Thirdly, the crisis has highlighted to the leadership in Beijing the extent of China’s interdependence with the global economy, and particularly its previous dependence on exports to the US and Europe. However the crisis has reinforced the desire in China to boost its domestic drivers of growth, although global economic forces also constrain Beijing’s room for manoeuvre. Premier Wen Jiabao’s speech to last week’s World Economic Forum meeting in northeast China outlined the extent to which the Chinese stimulus package was focused on expanding domestic demand, as well as meeting wider political objectives of improving standards of living across the country.

Crucially too, China’s economy appears to have pulled through the crisis in reasonable shape. The shock to its economy was real, and there remains plenty of uncertainty over the sustainability of this year’s stimulus-induced growth. But the historical precedents, such as the recovery from the Asian Financial Crisis of the late 1990s, point Beijing’s way.

Where does this leave the question of shifts in global power? It suggests that the continued emergence of a stronger and more confident China has been hastened by the crisis, and that the evolving relationship between China and the global economy will increasingly be informed by China’s interests.

However, it is also important to recall that shifts in global power could take a number of different forms. While some emphasize the rise of China, others (though not the Chinese government) preserve a role for the still-dominant US by talking up a “G2” which would see Washington and Beijing join hands to lead the world. There has also been talk about a broader re-emergence of East Asia as the centre of the world economy, or even an Asian century (brushing under the carpet the diversity and complexities in Asia, however you define it).

Other emerging and developed economies will also compete for influence as shifts in global economic and political power play out over the coming years. This helps highlight that there is nothing inevitable about changing patterns of power: there is no “when China rules the world”. But current evidence suggests the drift eastwards will be with us for a while yet.

Opinion Asia by Tim Summers. Tim Summers, a former British diplomat is a researcher at the Centre for East Asian Studies, The Chinese University of Hong Kong.

1 comment:

  1. The current stock market rally in the U.S. is a sucker's rally. The market distortions resulting from the 12 year bubble (1995-2007) have yet to self-correct. Housing prices have yet to return to their historic norms, as measured by the Shiller index. Foreclosures are still increasing and commercial real estate still remains way over-valued.

    Much of the current "improvements" in the economy are due to government-induced keynesian stimulus. It does not represent creation of real value.
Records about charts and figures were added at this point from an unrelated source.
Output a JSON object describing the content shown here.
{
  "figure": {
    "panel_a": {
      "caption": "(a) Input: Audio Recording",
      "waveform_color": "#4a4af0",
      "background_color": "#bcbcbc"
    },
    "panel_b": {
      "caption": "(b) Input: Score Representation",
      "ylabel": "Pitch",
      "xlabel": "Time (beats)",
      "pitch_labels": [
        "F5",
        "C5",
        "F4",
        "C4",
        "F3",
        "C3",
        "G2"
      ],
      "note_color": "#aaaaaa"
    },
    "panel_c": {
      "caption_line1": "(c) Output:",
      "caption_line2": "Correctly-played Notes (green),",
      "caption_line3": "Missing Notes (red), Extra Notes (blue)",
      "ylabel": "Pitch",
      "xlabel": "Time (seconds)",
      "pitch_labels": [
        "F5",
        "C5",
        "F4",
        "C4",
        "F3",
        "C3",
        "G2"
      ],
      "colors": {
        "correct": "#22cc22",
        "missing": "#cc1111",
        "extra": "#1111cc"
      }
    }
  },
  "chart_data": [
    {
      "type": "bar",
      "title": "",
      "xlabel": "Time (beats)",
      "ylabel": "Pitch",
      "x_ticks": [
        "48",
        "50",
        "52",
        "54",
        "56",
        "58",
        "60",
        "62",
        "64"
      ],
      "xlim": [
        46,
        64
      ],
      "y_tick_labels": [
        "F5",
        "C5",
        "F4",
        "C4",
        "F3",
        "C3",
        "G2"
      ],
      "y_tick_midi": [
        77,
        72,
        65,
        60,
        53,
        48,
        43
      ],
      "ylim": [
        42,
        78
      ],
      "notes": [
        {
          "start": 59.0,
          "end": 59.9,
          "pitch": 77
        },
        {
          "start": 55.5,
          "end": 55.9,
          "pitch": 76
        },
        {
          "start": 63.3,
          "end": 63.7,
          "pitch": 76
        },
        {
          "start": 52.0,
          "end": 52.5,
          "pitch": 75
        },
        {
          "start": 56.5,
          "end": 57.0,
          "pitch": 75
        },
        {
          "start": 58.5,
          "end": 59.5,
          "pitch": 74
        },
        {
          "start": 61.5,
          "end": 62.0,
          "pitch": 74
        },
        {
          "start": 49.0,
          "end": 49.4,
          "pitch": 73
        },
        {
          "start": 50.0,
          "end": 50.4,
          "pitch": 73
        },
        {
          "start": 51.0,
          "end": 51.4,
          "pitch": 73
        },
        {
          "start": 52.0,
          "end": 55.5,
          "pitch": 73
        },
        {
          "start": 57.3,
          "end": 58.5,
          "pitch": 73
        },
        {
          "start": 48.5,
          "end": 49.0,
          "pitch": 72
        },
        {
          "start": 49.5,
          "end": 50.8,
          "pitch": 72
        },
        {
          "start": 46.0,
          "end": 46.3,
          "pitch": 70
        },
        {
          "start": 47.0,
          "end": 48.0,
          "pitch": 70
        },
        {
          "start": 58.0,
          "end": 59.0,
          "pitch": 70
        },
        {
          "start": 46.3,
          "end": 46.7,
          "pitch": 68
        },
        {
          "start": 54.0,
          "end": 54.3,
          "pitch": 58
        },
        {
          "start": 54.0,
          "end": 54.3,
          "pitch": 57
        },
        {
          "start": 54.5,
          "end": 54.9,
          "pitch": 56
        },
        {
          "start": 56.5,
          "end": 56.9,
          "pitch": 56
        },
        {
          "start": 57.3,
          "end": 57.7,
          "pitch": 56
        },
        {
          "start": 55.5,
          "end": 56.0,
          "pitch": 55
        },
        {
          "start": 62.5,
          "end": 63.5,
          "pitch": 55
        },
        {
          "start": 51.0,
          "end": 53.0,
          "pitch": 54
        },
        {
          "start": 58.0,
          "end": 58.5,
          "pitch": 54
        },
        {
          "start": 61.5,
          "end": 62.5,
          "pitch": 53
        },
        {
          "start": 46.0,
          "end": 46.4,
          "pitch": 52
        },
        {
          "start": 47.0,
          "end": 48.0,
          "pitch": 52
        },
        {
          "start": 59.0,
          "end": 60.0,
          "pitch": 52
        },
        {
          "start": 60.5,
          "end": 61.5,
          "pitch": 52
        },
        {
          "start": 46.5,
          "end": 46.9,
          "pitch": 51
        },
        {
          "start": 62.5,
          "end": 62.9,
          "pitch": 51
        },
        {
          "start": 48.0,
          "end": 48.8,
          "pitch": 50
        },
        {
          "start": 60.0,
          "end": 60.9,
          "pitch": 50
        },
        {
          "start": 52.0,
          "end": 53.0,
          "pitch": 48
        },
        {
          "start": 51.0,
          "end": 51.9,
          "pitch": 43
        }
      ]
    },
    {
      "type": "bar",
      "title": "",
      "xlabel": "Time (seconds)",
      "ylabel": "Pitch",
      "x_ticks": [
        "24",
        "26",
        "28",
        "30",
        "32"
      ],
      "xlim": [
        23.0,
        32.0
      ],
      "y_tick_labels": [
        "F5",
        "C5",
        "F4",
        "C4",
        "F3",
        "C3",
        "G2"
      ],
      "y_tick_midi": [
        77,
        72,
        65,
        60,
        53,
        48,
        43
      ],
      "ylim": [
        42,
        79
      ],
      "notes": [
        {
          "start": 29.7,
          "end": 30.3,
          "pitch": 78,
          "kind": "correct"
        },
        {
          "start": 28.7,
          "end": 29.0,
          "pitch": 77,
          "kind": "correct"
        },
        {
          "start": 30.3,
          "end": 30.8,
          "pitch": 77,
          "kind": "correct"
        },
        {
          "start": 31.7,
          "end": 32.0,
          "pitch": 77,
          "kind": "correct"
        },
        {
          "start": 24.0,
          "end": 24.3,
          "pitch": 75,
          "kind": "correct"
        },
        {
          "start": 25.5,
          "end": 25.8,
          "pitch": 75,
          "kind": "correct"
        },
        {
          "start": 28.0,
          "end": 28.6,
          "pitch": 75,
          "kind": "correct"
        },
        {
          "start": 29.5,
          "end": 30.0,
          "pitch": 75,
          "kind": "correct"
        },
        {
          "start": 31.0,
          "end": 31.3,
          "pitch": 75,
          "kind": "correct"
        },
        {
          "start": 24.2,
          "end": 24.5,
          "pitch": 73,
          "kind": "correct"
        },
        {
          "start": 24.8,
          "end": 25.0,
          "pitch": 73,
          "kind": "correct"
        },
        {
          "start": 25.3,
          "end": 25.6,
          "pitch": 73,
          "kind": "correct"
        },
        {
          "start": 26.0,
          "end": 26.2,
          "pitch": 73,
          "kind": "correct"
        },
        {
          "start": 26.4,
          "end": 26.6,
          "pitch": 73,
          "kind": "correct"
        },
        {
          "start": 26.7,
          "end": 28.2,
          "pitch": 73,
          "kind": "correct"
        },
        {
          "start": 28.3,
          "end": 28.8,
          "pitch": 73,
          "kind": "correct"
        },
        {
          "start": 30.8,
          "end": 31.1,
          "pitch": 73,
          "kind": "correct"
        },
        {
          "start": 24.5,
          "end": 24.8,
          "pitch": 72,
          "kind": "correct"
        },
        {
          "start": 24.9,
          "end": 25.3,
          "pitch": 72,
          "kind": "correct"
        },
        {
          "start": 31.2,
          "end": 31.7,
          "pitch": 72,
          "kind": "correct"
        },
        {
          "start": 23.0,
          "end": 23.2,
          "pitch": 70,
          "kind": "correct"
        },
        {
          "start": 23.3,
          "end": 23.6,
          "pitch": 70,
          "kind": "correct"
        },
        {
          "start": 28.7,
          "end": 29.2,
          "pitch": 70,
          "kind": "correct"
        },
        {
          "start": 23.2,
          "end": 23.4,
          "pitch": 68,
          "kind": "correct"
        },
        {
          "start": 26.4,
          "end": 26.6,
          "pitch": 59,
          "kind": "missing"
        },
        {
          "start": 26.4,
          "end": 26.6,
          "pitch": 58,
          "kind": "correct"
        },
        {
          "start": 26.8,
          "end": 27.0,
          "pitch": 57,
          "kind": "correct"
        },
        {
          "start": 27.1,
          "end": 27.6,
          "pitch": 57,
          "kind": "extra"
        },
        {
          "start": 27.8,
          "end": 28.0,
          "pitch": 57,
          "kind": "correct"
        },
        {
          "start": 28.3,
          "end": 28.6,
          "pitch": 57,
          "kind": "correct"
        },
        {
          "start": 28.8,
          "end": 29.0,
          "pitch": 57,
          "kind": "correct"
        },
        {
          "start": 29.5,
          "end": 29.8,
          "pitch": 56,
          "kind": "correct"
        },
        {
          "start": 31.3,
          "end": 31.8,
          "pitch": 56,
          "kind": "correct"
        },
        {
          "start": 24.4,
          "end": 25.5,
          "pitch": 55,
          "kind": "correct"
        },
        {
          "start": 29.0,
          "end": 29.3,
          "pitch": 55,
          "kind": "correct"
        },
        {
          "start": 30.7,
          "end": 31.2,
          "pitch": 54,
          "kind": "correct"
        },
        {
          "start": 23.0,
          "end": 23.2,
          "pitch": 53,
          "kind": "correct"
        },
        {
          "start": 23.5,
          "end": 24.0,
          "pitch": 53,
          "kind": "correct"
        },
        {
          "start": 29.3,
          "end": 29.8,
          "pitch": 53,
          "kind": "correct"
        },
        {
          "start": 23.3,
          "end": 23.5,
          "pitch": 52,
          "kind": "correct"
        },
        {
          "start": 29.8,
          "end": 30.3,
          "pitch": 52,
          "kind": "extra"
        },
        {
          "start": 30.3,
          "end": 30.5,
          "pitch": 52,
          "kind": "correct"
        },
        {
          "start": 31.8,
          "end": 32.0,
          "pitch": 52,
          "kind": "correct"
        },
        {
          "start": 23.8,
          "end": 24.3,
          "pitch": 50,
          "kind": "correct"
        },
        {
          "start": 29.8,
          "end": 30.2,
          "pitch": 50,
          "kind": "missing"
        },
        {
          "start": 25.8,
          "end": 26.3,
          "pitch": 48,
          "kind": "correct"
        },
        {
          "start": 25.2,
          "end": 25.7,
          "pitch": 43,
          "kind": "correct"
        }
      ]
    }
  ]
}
    I do not expect any recovery until early next year, then a very slow recovery. The U.S. will have sub-normal growth for the next 5 years as things still shake out.

    Do realize there is that huge collection of ship moored just off of Singapore. This indicates the true state of the global recovery.

    The talking head you see on our news channels are full of it, as they always have been. It was delusion that created our bubbles in the first place and it is delusion to believe that we could recover so quickly from a bubble that, in terms of indebtedness, was larger per capta than Japan's bubble of the 80's.